Mais les Ogres à deux-têtes sont redoutables en meute.

Le dernier point fort de Warcraft II, c’est bien sûr son mode réseau, où l’on peut s’affronter jusqu’à quatre joueurs. C’est certainement par ce biais que ce jeu a acquis ses lettres de noblesse, tant l’expérience proposée est intense et demande de forts réflexes et une bonne dose d’organisation. Adeptes de la blitzkrieg et du rush, Warcraft II vous attend de pied ferme en multijoueurs.

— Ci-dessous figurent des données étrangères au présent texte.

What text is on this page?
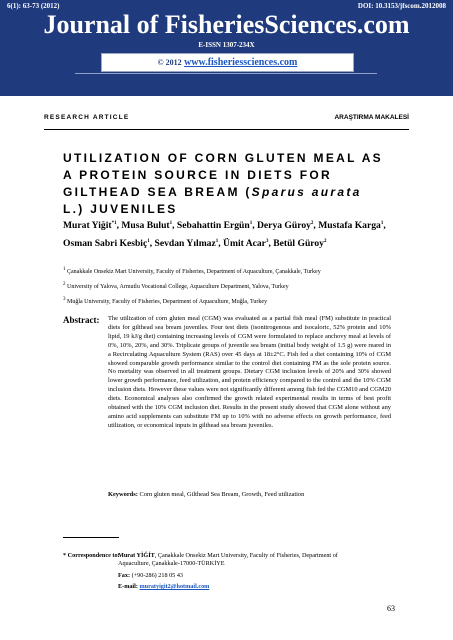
6(1): 63-73 (2012)	DOI: 10.3153/jfscom.2012008
Journal of FisheriesSciences.com
E-ISSN 1307-234X
© 2012 www.fisheriessciences.com
RESEARCH ARTICLE	ARAŞTIRMA MAKALESİ
UTILIZATION OF CORN GLUTEN MEAL AS A PROTEIN SOURCE IN DIETS FOR GILTHEAD SEA BREAM (Sparus aurata L.) JUVENILES
Murat Yiğit$^{*1}$, Musa Bulut$^1$, Sebahattin Ergün$^1$, Derya Güroy$^2$, Mustafa Karga$^1$,
Osman Sabri Kesbiç$^1$, Sevdan Yılmaz$^1$, Ümit Acar$^3$, Betül Güroy$^2$
$^1$ Çanakkale Onsekiz Mart University, Faculty of Fisheries, Department of Aquaculture, Çanakkale, Turkey
$^2$ University of Yalova, Armutlu Vocational College, Aquaculture Department, Yalova, Turkey
$^3$ Muğla University, Faculty of Fisheries, Department of Aquaculture, Muğla, Turkey
Abstract: The utilization of corn gluten meal (CGM) was evaluated as a partial fish meal (FM) substitute in practical diets for gilthead sea bream juveniles. Four test diets (isonitrogenous and isocaloric, 52% protein and 10% lipid, 19 kJ/g diet) containing increasing levels of CGM were formulated to replace anchovy meal at levels of 0%, 10%, 20%, and 30%. Triplicate groups of juvenile sea bream (initial body weight of 1.5 g) were reared in a Recirculating Aquaculture System (RAS) over 45 days at 18±2°C. Fish fed a diet containing 10% of CGM showed comparable growth performance similar to the control diet containing FM as the sole protein source. No mortality was observed in all treatment groups. Dietary CGM inclusion levels of 20% and 30% showed lower growth performance, feed utilization, and protein efficiency compared to the control and the 10% CGM inclusion diets. However these values were not significantly different among fish fed the CGM10 and CGM20 diets. Economical analyses also confirmed the growth related experimental results in terms of best profit obtained with the 10% CGM inclusion diet. Results in the present study showed that CGM alone without any amino acid supplements can substitute FM up to 10% with no adverse effects on growth performance, feed utilization, or economical inputs in gilthead sea bream juveniles.

Keywords: Corn gluten meal, Gilthead Sea Bream, Growth, Feed utilization
* Correspondence to:
Murat YİĞİT, Çanakkale Onsekiz Mart University, Faculty of Fisheries, Department of Aquaculture, Çanakkale-17000-TÜRKİYE
Fax: (+90-286) 218 05 43
E-mail: muratyigit2@hotmail.com
63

Comme l’a expliqué Laurent dans l’article prédécent, Warcraft II se décline en trois versions : Tides of Darkness, avec 14 missions dans chaque camp ; Beyond the Dark Portal, un add-on sorti un an plus tard et renouvelant l’expérience avec 7 missions supplémentaires, et aucun autre ajout significatif, à part un décor de carte supplémentaires (les Marécages de Zangar en Outreterre pour les joueurs de WoW – les champignons ont remplacé les forêts), et des unités héroïques – un prélude à Warcraft III. Vous savez ce que je pense des add-on de Blizzard (voir Diablo : Hellfire), ce n’est pas leur point fort, et celui-ci n’échappe pas à la règle. Il existe une troisième version, la Battlenet Edition, qui est le regroupement des deux morceaux précédents, le tout sous Windows avec une option réseau pour Battlenet en prime. J’y ai constaté deux ajouts : les ressources alimentaires sont affichées en permanence à côté des trois ressources à collecter, et parmi les astuces affichées en début de partie, l’on trouve de la promo pour Starcraft, sorti entre-temps.

Voilà, c’est à peu près tout. Vous l’aurez compris, Warcraft II est CULTE. Énormissime carton à sa sortie sur PC et Mac, moins sur Saturn et PlayStation à cause de l’absence de souris, il a toujours ses fans, et propose une richesse de jeu incroyable avec des règles aussi simples. Il a trôné longtemps dans la catégorie des RTS pourtant très prisée à l’époque. Warcraft était déjà très bon, Warcraft II s’impose en digne successeur, ne serait-ce que pour la partie maritime extrêmement bien fichue – une partie qui manquera cruellement dans Warcraft III.